Suspension: as you know the idea od suspension is to allow of the wheels to stay in contact with tarmac despite its irregularities. The comfort of riding is a sideway.
Spring hardnes: The harder the spring the harder it is to compress and bike is more responsive and precise. Each sideway bike movement causes the compression of springs. If the springs are too loose the bike will be smooth on turns but unresponsive what is not good on the tracks with chicanes or quick direction changes.
Suspension hight: on higher bike you can lean the bike more on turns. But the cost of it is the stability of the bike. The lower the bike is the more stable, but the turn radius is smaller. Also when the bike brakes the front of the bike gets lower, and it changes the angles of geometry making the bike turn easier/more agressive. When you find the bike is too agressive at the turn entrance. Just rise the front a little bit. Lowering the front will cause the bike turn faster into turns. The side effect is that the bike is more vulnerable to wheelies or rear wheel grip loss.
Compression: If there was no compression or rebound dampers the bike would jump like a ball. The more compression damping is set the more responsive the bike is but on some track irregularities the wheels can just jump over and loose the grip. The same thing goes with rebound damping. When the spring is compressed by direction changes or tarmac irregularity it moves back to its initial position. The speed of that return is regulated by rebound damping.
Handlebars: racing bikes have possibility to chane the rake and trail of the fork. The rake changes the wheel base and make the bike more stable but less responsive to turning. The shorter the wheel base the bike is less stable but turns quicker.

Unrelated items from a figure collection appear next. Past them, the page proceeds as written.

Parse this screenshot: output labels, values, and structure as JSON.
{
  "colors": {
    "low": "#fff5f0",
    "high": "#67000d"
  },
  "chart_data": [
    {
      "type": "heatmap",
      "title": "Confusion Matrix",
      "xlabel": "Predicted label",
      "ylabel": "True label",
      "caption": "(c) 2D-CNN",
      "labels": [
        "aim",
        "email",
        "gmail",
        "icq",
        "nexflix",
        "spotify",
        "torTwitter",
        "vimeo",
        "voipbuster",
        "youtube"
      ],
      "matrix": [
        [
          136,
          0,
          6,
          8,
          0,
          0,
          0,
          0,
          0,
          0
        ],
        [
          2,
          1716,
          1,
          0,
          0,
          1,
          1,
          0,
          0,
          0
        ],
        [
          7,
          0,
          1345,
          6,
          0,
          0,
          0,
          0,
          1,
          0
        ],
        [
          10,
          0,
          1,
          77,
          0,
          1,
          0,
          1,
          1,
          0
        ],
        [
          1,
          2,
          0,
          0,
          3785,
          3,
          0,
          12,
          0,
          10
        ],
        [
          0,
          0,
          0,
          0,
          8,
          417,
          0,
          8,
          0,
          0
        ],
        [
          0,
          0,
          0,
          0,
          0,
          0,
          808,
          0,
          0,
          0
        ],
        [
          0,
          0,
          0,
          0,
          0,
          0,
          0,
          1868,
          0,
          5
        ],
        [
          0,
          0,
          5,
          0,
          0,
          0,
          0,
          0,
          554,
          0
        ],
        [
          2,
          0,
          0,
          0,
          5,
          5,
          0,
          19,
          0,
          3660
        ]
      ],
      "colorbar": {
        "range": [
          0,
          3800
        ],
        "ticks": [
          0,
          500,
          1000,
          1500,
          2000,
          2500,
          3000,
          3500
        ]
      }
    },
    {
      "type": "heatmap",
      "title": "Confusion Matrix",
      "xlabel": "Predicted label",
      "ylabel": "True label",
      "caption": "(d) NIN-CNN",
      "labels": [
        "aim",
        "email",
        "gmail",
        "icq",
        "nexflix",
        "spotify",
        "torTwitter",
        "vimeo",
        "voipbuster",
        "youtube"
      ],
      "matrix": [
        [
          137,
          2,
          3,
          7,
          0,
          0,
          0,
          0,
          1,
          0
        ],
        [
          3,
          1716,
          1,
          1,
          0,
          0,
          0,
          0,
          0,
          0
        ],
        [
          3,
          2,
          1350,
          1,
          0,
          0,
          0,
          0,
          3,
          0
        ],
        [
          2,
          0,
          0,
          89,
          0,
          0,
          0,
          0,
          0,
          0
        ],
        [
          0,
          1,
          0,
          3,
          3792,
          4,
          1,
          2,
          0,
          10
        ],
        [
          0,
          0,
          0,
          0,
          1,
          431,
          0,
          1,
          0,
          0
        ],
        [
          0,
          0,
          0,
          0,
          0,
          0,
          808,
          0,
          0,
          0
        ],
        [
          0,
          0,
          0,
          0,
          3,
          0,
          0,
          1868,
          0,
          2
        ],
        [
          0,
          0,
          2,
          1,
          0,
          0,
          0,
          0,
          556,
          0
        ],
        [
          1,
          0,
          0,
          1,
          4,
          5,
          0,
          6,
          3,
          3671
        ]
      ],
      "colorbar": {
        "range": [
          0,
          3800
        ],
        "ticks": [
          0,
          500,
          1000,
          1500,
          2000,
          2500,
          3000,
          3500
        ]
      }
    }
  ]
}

The trail of the wheel is its distance from rotation axis of the fork. To explain it easier look at the wheels in the shop troley. The furhter from the roration of the axis they are, the faster they turn into the direction of riding. I was explained that the same thing aplies to trail of the fork. The bigger the trail the faster fron wheel returns to its direct position, but it also changes the wheel base.
Everything is a matter of balance. Trying and setting. It is very hard on some tracks aspecially on road racing tracks but once you find perfect combination you will be able to go faster and feel more comfortable on higher speeds.
So here is the way I set motorcycles. I know that these are games and what I have learned from books about suspension setting is not alway the same as in game but at least I try to aply to that rules:
-fast tracks with smooth turns and good surface: lower bike, hard springs, high compression.
-fast tracks with chicanes: medium hight, harder suspension with lower rebound, and higher compression.
-slower tracks with many fast turns, good surface (like Macau): higer bike, smaller fork rake, high compression and medium rebound.
-nurburgring, NW200 etc. : softer springs with bigger compression, small rebound damping, bigger fork rake
there are some tracks like Nurburgring GP Strecke, where is a mix of fast corners with slow turns, and chicane. But also the surface is uneven in some parts. It is hard to find a good setting but I prefer more grip over bike precision and there I set softer.
If I was wrong in any case of something is not clear just let me know.